Поэтому все чаще во время работы ему приходилось бороться с тошнотой и проглатывать поднимающиеся из глубин своего нутра ядовитые пузыри стыда и нарастающего чувства вины перед коммунистом-отцом, – и эта латентно протекавшая, исчерпывающе имплицитная, прежде себя никак не проявлявшая сторона Владислава Витальевича внезапно обострилась и вступила в открытую вооруженную конфронтацию на территории его жизни. Как ужасно он себя ощущал!
С какой раздвоенностью боролся! Бедный, бедный Владислав.

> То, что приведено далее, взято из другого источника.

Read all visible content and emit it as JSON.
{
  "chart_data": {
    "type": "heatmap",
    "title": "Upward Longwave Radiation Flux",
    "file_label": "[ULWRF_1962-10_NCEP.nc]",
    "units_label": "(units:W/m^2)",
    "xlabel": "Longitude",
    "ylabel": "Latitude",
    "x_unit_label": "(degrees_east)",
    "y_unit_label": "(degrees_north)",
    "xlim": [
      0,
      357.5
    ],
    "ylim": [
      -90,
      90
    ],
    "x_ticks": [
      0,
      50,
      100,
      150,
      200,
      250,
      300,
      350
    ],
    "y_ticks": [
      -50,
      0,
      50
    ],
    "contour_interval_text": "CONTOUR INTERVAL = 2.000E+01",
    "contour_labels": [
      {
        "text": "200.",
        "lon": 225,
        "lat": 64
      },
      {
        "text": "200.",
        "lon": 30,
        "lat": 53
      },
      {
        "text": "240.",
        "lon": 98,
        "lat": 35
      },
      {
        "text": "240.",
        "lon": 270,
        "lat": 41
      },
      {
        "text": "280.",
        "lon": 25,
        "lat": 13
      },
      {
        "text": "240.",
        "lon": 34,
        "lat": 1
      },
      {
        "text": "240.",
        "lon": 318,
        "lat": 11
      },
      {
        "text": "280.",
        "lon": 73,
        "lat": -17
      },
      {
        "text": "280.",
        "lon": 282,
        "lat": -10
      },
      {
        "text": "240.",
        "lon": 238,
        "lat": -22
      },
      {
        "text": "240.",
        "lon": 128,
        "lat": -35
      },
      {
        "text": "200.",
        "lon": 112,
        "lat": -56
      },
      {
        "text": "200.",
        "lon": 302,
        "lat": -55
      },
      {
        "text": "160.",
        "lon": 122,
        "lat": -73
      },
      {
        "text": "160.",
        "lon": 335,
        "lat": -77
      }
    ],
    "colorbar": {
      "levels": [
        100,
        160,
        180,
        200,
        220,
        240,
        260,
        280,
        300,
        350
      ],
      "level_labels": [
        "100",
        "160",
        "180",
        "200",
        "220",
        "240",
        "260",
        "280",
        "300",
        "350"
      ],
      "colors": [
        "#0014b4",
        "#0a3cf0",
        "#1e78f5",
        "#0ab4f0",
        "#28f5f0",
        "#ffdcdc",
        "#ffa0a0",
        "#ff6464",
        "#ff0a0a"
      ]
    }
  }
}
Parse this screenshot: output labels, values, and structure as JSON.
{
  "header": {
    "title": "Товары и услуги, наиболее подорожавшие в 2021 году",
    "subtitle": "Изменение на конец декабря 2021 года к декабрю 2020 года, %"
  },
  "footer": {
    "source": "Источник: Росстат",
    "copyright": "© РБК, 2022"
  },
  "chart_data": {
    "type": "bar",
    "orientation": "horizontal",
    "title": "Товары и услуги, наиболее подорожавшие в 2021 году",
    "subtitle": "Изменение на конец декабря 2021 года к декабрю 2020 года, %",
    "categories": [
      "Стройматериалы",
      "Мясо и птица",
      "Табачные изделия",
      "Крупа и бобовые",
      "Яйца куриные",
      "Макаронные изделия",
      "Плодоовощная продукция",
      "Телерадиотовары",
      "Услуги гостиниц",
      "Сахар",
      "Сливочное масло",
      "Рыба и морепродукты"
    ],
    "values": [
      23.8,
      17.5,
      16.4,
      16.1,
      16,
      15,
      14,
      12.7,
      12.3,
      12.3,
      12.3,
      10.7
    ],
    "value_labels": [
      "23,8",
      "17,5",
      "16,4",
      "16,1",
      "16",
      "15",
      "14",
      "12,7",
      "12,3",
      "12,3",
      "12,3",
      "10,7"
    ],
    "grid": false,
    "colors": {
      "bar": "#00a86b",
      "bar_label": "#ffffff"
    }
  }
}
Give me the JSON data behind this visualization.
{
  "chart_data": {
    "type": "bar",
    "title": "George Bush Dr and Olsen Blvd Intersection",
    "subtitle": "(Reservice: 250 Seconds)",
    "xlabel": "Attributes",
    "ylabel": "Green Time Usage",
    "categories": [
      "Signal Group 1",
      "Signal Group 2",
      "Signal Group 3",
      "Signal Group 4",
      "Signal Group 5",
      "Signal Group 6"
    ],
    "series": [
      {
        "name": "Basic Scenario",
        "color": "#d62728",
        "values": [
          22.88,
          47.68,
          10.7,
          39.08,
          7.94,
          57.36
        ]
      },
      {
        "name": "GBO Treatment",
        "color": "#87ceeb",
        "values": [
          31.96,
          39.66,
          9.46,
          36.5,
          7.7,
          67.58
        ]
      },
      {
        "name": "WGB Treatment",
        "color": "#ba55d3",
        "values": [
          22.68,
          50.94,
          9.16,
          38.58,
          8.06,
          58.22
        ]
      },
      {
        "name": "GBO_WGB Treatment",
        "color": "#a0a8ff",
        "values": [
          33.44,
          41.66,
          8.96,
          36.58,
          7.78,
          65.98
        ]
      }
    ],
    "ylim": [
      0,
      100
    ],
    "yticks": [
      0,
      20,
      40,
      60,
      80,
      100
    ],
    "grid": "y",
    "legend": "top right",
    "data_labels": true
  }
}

Давайте пожалеем его, похлопаем по спине и погладим по разрастающейся залысине.
Но все-таки, продолжая необходимо-вынужденную рутину и прикрывшись беспринципностью, оправдываясь нуждой, потребностью в заработке, прячась за фальшь панелью своего имени, Владислав Витальевич вышвыривал самого себя из своей же головы и продолжал быть лишь обезличенным наборщиком текста. Клац-клац-клац…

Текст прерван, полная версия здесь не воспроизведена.